今回は郡上市で猪鹿庁が主催した「狩猟サミット」の基調講演と5つの事例発表を聴講しました。
参加者は林業再生講座の笠木、竹川、富井、山村づくり講座の伊藤、最賀、松浦、水野、天池の
8名の学生。明日はエンジニア科の北洞くん、近藤くんも参加。
最初に主催者の代表、興膳健太さんが挨拶。
彼は I ターンで郡上市に住み、NPO法人メタセコイアの森の仲間たちを主催しながら、イノシシや
シカの狩猟や肉利用に稟力しています。
会場には、約150人の参加者がおり、半数近くが女性、しかも狩猟免許取得者も数多く参加、
北は北海道から西は福岡まで、全国から参加者が集まっています。
基調講演は、「ぼくは猟師になった」の著者として有名な千松信也さん。
現在38歳、猟師歴13年、くくり罠と無双網で、イノシシやシカ、カモ類を捕獲されるそうです。
狩猟獣肉は基本、自家消費で販売はしていない。
自分は「山と自分のペースで向き合うこと常とする」、有害鳥獣駆除の多くは「殺す」ことが目的
となっている。
田舎は獣害が問題で限界に来ているのでは無い、林業や農業など山村の生活基盤を何とか
しなくてはダメ。・・・・・とにかく、実践者の声は、一言一言が納得できる。
途中、千松さんが狩猟資格について会場のみなさんに聞くと、さすがに多くの方が意欲的。

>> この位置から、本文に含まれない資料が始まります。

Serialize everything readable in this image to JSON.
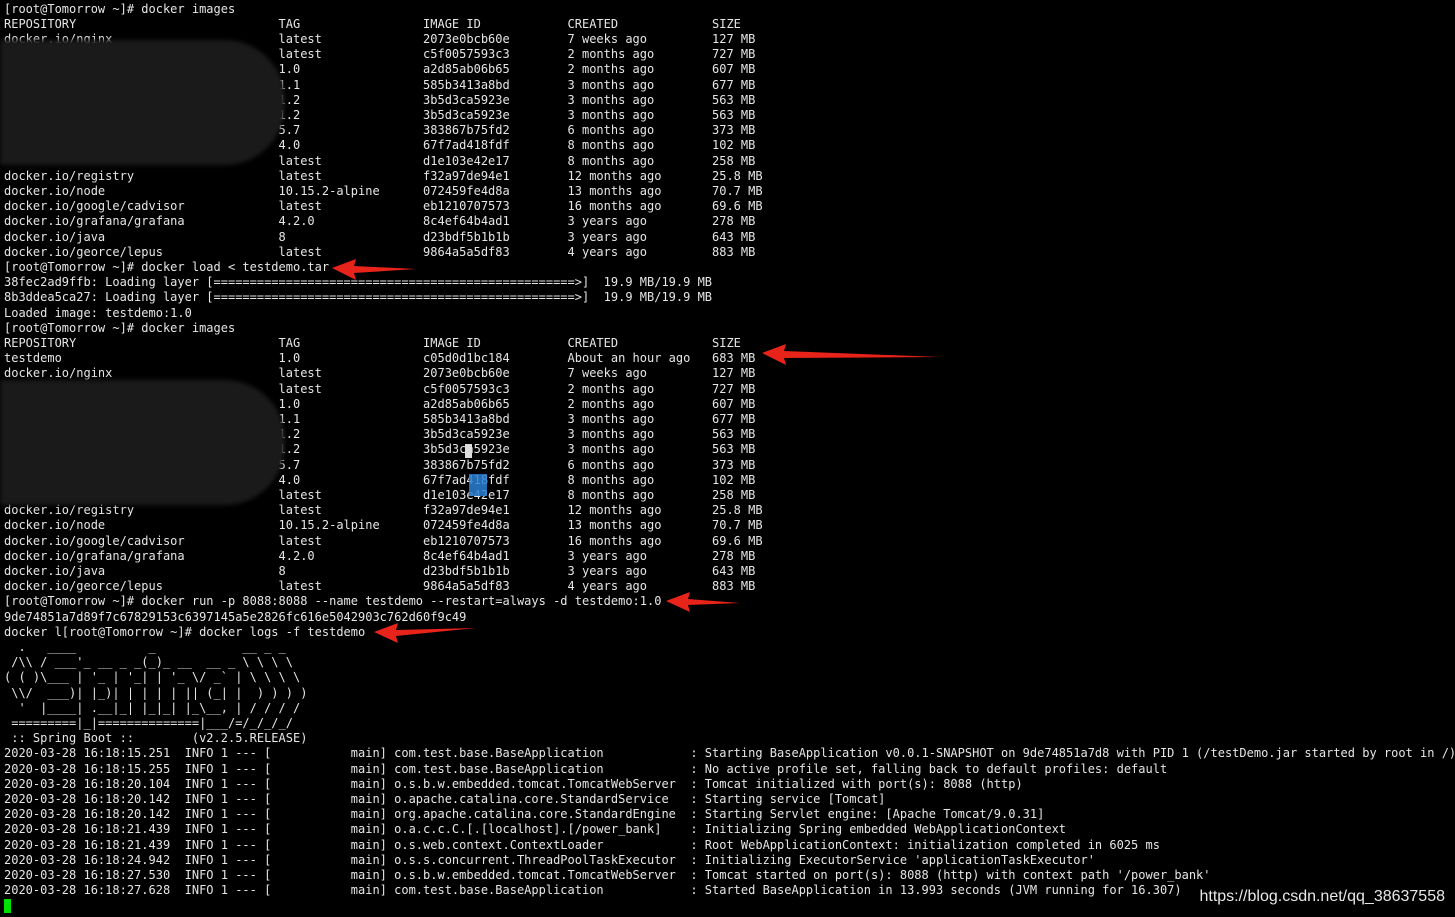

展示スペースには地面を掘らなくても簡単に設置できるくくり罠も展示されていました。この罠に
ついて、岐阜大学付属野生生物管理学研究センターの森部先生にお聞きすると、4mmのワイヤー
と踏み上げ台に天然ゴムをつかった群馬県の製品とのこと。
これは簡単で、安く、使いやすそうと感じました。
事例発表では
(1)けもかわプロジェクト・おんな猟師のおくりもの
(2)アフリカで狩る・娯楽の為の狩猟の現状と地域社会の関係について
(3)松下皮算用プロジェクト
(4)エゾシカの狩猟管理は可能か?
(5)中部ESD拠点の取り組み ~ 持続可能な社会を目指して~
上の写真は二番手の九州大学の安田章人先生。アフリカでは45カ国中、25カ国で海外からの
お金持ちを対象としたスポーツハンティングがなされ、特にタンザニアでは盛んであるとのこと。
スポーツハンティングは野生動物の管理と多額の税収として地域財源になっている反面、狩猟で
きない地元住民が食糧確保のために狩猟することは、密漁として規制されてしまうとのこと。
四番手の酪農学園大学、伊吾田宏正先生は、エゾシカの狩猟管理について事例発表され、
北海道では年間60億円以上の農林業被害があり、今後増えすぎたエゾシカにどうつきあって
行けばよいかについて、問題提示されました。
また伊吾田先生は、ドイツなどでシカを林産物としている事例。
Proハンター、Selectiveハンター、Normalハンターの3段階のハンターが存在することも紹介
されました。
会場からは、多くの質問がありましたが、高山市役所で鳥獣害対策に取り組み、自らも狩猟され
る大坪さんからは、「日本人に獣肉を常食する習慣がないことも問題ではないか?」との投げかけ
もありました。
林業は持続可能と思われがちですが、このシカ類による食害対策をなんとかしなくては、持続
不可能ではないか考えるのです。
以上報告、JIRIこと川尻秀樹でした。